今回の地震・津波・原発の災害において初動対応や情報開示で大きなミスを重ねた民主党政権の幹部に何とも不安を感じ、また違和感を感じている国民は多いであろう。それはこの「国家的危機」の対応に相応しくない「反国家」運動を政治活動の原点とする人間が政権の中枢を担っている事にある。この違和感というものは既に今回の災害前から醸成されてきた。まずは「普天間基地移設問題」、続く「尖閣諸島問題」、「北方領土問題」の度重なる失策、そして災害直前の「土肥議員の竹島放棄サイン問題」更には「前原、菅両氏の在日外国人からの不法献金問題」の露呈と続いてきていたからである。
今回の大災害では、その政府の中枢を担う人達が、つい最近まで徹底して存在そのものを否定し批判してきた自衛隊と在日米軍に大きく救われてきているのが何とも「イソップの童話」的で皮肉な話だ。勿論、災害対応への献身的な努力は自衛隊と米軍だけのものではなく、自治体、地元住民、警察、消防、海上保安庁、一般国民にもよるものであるのは言うまでもないが。その菅総理が防衛大学の卒業式で「自衛隊員を誇りに思う」と述べたというのがこの大いなる矛盾と欺瞞の極まりの頂点だ。まさに「暴力装置養成機関」と思われて来た大学の学生達にとっては「あなただけには言われたくない」の一言だろう。

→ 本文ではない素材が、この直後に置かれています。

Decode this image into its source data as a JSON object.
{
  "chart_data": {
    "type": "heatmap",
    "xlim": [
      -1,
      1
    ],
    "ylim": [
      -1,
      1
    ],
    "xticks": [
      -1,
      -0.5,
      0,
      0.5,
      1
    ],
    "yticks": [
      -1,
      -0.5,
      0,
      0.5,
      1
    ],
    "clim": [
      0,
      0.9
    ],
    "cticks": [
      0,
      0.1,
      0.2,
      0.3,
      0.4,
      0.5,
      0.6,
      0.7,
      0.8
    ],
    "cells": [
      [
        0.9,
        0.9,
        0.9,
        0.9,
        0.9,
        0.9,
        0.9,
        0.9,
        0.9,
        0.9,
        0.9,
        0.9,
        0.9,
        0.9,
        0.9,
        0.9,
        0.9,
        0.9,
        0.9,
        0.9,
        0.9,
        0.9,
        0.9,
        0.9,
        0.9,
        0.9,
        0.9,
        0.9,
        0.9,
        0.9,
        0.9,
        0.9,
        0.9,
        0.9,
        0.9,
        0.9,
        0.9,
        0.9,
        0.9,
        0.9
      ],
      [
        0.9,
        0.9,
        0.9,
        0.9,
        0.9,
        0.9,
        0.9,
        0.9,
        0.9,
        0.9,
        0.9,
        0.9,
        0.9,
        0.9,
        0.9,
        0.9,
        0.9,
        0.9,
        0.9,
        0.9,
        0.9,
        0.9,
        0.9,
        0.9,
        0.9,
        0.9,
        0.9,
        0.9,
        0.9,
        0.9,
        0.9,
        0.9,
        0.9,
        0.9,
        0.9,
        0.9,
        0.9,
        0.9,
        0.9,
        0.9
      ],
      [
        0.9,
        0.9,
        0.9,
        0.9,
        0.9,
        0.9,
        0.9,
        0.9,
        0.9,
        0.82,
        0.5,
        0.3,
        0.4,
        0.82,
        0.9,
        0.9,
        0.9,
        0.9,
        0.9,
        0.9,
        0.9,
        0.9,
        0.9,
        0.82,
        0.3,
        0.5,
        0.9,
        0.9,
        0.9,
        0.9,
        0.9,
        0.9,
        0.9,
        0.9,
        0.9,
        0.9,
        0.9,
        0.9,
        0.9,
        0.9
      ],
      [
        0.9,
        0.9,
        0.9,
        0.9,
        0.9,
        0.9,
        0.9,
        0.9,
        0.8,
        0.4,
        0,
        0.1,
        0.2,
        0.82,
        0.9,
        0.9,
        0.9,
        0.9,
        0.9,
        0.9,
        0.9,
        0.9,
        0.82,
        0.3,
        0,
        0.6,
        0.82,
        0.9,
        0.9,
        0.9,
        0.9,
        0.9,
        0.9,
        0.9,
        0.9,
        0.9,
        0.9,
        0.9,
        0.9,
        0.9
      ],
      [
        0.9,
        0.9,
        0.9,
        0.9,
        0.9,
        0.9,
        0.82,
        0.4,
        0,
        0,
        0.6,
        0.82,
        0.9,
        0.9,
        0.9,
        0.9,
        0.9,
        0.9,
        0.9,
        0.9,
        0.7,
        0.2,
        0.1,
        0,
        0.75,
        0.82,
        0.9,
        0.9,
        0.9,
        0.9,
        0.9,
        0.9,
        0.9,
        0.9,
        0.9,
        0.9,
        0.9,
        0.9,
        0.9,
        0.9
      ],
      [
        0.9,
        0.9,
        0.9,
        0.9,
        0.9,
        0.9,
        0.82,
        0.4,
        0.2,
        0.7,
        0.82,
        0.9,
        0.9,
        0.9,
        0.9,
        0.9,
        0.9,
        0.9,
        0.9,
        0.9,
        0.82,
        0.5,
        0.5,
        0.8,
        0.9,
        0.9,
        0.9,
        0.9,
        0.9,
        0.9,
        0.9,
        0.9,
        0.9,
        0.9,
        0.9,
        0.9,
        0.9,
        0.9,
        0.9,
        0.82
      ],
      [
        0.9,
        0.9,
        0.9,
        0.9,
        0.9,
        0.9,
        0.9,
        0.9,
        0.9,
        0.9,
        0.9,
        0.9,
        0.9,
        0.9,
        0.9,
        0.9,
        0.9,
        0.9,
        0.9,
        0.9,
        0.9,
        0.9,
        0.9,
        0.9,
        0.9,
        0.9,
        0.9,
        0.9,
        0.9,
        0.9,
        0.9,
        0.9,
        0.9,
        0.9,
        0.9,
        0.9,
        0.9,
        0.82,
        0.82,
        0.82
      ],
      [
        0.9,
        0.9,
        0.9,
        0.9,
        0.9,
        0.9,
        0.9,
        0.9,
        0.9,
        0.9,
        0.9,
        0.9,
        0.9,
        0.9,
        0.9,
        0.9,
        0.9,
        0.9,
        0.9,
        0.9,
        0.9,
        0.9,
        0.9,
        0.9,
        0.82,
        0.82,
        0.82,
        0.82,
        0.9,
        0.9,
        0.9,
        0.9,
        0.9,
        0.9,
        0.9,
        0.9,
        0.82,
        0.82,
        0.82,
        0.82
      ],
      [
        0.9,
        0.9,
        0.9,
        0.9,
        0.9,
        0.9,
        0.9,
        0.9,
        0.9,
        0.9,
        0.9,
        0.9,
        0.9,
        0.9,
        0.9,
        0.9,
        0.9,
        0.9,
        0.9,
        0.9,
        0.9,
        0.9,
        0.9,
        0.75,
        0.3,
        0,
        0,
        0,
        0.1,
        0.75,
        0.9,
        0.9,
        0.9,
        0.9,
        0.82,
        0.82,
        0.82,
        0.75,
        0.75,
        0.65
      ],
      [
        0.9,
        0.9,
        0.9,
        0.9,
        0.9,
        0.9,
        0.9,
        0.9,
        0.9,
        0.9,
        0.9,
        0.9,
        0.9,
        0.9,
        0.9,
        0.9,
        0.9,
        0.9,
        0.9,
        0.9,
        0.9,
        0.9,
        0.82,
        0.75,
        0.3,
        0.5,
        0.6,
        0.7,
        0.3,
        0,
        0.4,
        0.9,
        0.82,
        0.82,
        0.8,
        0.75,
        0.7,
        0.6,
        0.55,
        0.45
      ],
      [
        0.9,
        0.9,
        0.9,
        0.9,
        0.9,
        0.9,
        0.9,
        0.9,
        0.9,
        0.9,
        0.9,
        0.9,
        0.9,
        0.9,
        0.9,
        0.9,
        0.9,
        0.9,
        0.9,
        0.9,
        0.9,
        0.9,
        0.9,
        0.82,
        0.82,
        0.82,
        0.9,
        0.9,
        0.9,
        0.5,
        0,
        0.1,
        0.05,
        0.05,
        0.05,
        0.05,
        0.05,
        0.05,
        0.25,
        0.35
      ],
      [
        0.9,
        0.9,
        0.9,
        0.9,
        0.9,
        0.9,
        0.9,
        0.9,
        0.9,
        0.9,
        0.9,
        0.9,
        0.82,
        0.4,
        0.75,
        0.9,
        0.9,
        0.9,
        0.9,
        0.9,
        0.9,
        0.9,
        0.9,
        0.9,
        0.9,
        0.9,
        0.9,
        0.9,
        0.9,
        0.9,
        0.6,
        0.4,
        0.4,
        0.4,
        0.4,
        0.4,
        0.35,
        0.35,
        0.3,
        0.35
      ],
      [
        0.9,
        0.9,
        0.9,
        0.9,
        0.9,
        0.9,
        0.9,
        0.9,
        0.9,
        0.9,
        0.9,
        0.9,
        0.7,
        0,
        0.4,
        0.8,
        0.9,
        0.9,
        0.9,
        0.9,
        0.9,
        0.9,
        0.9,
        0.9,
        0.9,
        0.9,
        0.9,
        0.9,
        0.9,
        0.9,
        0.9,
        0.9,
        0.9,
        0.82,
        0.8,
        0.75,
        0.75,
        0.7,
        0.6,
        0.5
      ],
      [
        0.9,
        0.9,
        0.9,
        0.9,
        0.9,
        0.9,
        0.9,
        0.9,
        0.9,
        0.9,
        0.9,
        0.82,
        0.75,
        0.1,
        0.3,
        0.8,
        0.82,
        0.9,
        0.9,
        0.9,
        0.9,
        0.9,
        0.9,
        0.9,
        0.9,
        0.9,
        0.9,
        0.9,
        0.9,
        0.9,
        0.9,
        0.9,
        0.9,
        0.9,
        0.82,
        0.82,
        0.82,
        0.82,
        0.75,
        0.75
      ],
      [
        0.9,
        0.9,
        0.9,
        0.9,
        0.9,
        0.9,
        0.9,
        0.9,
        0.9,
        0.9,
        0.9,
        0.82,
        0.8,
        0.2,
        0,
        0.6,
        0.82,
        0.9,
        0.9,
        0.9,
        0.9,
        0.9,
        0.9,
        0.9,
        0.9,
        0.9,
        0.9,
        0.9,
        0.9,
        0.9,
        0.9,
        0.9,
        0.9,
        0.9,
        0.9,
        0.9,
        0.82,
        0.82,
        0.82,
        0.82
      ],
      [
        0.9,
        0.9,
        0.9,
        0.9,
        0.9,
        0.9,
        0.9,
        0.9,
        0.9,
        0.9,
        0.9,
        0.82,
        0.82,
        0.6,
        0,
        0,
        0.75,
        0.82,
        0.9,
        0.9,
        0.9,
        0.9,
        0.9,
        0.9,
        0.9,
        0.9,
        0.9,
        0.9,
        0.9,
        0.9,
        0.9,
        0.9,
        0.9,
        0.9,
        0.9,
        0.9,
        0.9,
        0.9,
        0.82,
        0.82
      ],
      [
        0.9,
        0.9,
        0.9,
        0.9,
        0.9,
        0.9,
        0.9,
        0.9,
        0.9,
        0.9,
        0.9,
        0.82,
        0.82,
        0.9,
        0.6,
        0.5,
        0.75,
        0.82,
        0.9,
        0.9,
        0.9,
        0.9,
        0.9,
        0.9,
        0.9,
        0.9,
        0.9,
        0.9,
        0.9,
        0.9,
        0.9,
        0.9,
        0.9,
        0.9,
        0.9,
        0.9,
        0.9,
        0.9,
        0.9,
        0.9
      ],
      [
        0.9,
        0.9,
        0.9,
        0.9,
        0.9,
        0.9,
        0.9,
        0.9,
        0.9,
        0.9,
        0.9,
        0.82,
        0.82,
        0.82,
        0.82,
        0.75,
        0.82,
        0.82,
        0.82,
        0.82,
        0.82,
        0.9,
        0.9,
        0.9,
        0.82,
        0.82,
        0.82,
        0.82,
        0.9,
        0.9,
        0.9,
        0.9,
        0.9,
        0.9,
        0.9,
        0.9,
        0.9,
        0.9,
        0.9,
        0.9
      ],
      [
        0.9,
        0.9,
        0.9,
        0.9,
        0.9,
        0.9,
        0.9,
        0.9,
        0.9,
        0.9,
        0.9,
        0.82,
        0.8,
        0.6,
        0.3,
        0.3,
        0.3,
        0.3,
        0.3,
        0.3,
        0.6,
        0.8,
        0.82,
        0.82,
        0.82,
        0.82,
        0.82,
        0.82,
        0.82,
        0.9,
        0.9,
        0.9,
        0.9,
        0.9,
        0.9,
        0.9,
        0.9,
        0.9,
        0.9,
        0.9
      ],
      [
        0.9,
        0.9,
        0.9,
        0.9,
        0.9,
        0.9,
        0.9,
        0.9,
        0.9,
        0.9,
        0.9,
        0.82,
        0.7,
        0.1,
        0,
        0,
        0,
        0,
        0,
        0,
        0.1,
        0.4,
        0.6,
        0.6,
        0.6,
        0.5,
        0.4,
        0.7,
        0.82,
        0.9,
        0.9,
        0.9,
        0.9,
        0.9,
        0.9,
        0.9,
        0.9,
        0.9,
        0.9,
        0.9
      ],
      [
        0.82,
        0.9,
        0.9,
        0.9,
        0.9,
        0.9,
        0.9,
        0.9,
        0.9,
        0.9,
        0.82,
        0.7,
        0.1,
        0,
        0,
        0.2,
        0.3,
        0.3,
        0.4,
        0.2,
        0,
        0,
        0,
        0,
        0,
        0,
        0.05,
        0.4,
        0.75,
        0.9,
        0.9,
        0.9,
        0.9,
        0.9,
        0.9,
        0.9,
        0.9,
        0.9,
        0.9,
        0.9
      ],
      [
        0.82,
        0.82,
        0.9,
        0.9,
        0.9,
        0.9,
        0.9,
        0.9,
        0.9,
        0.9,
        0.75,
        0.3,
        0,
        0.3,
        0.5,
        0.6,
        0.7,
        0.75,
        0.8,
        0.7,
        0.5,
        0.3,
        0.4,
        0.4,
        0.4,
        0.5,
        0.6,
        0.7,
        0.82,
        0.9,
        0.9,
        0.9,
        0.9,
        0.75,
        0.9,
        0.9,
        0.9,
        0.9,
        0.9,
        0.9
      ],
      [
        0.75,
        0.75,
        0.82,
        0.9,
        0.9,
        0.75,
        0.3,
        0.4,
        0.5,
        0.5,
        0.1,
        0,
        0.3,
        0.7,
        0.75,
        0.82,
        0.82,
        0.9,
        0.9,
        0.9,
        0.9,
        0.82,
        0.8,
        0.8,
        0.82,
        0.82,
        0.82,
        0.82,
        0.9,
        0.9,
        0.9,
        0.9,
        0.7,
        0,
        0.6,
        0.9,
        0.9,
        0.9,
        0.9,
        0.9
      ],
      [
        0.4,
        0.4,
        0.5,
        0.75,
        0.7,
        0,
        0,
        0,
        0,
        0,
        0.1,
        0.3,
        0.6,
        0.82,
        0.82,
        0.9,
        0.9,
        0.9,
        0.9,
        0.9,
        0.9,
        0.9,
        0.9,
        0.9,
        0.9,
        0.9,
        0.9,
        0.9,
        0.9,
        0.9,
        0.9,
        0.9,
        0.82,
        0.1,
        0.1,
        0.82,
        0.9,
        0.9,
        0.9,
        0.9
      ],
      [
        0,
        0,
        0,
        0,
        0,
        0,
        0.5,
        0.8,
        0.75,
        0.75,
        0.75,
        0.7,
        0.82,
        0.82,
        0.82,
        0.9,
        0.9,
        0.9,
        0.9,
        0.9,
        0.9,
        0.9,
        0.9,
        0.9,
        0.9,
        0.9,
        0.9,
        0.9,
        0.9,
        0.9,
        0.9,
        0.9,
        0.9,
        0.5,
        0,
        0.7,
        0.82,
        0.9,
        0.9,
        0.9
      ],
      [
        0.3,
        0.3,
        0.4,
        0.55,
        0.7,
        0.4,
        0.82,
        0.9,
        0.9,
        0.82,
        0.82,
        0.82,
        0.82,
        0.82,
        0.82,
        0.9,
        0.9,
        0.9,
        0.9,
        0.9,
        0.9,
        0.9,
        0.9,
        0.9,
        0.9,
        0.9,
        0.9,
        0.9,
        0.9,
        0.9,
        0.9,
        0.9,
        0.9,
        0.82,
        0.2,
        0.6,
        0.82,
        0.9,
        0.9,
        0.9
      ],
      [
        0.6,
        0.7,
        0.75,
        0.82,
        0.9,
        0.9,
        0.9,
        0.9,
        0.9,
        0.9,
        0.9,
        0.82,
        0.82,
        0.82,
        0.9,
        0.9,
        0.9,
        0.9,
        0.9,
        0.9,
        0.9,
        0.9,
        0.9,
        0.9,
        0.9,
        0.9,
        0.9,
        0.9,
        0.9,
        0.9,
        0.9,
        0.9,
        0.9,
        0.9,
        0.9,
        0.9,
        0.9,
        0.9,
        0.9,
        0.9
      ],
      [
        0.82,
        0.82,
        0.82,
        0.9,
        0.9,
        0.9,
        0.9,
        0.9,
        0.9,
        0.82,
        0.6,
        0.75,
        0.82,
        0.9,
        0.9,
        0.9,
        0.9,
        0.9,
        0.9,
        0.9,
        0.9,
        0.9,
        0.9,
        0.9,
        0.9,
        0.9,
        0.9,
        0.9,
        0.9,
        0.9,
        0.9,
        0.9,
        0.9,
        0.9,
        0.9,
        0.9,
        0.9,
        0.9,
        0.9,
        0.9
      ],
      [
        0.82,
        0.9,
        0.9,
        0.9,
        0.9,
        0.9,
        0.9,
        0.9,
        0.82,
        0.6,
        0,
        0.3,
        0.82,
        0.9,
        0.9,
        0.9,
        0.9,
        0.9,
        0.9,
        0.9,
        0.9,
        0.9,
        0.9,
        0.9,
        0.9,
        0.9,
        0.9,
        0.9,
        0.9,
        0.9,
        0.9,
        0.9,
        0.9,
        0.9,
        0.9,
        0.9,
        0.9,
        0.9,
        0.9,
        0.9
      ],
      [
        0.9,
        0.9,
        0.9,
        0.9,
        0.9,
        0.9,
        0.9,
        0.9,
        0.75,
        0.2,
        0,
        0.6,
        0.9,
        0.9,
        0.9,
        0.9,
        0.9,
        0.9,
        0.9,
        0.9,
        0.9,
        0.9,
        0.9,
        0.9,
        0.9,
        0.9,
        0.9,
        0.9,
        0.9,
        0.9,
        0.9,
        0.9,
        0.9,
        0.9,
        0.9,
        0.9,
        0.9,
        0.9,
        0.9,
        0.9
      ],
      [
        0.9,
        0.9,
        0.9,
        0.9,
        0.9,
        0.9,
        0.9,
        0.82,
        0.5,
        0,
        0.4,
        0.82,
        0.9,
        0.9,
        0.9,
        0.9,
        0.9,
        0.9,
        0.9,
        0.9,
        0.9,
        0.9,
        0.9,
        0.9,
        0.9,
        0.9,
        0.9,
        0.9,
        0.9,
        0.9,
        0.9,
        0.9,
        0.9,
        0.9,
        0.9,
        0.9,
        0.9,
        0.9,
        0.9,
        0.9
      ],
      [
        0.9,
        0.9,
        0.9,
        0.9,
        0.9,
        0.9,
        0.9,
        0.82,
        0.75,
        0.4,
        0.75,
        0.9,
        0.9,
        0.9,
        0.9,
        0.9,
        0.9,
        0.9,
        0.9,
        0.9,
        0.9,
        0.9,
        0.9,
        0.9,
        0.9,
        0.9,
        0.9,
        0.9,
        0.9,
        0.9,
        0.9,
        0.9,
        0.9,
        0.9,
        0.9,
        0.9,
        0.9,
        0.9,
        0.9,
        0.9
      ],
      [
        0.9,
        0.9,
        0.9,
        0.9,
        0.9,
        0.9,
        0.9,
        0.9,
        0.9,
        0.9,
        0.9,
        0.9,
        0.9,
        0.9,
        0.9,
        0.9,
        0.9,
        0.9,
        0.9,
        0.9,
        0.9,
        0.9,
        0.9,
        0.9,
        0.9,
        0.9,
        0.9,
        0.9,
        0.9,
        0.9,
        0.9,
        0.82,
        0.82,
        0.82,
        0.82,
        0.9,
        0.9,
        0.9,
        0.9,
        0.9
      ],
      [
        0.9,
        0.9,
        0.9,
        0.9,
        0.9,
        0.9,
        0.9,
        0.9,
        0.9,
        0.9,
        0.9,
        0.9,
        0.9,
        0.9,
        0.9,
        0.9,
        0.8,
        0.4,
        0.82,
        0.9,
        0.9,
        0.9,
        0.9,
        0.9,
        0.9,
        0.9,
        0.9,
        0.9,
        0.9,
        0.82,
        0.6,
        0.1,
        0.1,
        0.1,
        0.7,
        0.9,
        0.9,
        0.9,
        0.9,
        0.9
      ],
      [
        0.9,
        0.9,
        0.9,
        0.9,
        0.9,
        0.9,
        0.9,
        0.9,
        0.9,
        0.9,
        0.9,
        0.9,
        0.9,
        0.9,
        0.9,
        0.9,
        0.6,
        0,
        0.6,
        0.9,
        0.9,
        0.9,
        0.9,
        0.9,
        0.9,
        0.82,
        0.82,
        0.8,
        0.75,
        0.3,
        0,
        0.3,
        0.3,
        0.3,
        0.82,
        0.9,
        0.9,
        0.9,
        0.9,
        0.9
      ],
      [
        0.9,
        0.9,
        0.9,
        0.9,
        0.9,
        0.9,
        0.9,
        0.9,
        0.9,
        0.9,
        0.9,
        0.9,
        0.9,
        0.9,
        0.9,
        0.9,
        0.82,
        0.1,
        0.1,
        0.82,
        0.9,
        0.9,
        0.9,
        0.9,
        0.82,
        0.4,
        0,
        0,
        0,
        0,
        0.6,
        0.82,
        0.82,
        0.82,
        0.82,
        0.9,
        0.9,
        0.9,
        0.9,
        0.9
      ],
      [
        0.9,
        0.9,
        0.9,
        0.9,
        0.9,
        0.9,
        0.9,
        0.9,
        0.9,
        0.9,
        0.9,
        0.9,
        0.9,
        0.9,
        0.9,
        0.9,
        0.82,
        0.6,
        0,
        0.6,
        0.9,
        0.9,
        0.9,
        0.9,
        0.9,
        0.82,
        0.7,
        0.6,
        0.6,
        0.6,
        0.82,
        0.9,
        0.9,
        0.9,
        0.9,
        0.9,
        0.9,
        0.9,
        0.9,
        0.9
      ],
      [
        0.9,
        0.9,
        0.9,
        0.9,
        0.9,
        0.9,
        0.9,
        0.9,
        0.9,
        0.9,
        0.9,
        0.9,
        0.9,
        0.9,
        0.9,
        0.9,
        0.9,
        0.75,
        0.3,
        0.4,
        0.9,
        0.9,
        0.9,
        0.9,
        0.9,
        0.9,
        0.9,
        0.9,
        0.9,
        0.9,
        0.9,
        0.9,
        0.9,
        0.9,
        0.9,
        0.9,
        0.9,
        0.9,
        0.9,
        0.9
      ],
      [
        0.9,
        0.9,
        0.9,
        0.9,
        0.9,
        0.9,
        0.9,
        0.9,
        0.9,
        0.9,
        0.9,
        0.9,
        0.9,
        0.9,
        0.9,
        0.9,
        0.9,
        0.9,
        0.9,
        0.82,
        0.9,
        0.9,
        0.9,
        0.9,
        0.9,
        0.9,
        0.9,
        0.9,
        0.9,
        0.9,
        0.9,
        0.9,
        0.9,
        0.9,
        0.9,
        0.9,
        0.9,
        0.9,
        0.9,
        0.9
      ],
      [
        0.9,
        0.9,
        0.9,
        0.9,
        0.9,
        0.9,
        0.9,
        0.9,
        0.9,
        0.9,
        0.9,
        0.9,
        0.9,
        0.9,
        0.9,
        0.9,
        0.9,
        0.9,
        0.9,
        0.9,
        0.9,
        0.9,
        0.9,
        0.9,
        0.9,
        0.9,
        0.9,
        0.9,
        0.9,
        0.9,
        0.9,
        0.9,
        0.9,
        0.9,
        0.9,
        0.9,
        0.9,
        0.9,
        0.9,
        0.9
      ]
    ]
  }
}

「国民」と言わず「市民」と言い続けて「国家」を否定してきた市民運動家であり、1999年の国旗・国家法案採決の際、民主党内の自主投票でも反対票を投じた菅・枝野両氏にこの危機に際した「国家」を担う資格はない。この問題に関して反対票を投じた理由を聞かれた菅氏の国会答弁は「国歌は何かもっと元気なものの方が良いと思った」とこじつけとも思われる苦笑まじりのものであった映像が印象的だ。菅氏は「反国家」の立場を貫き、君が代を「音楽的」にではなく、自らの信念であった「政治的」に否定するなら堂々とそう言えば良いではないか。それであればそれで筋が通っている。この答弁こそにこの男の姑息で品性下劣なところが如実に現れている。こういう男がリーダである政党を愚かにも国民は選挙で選んだのである。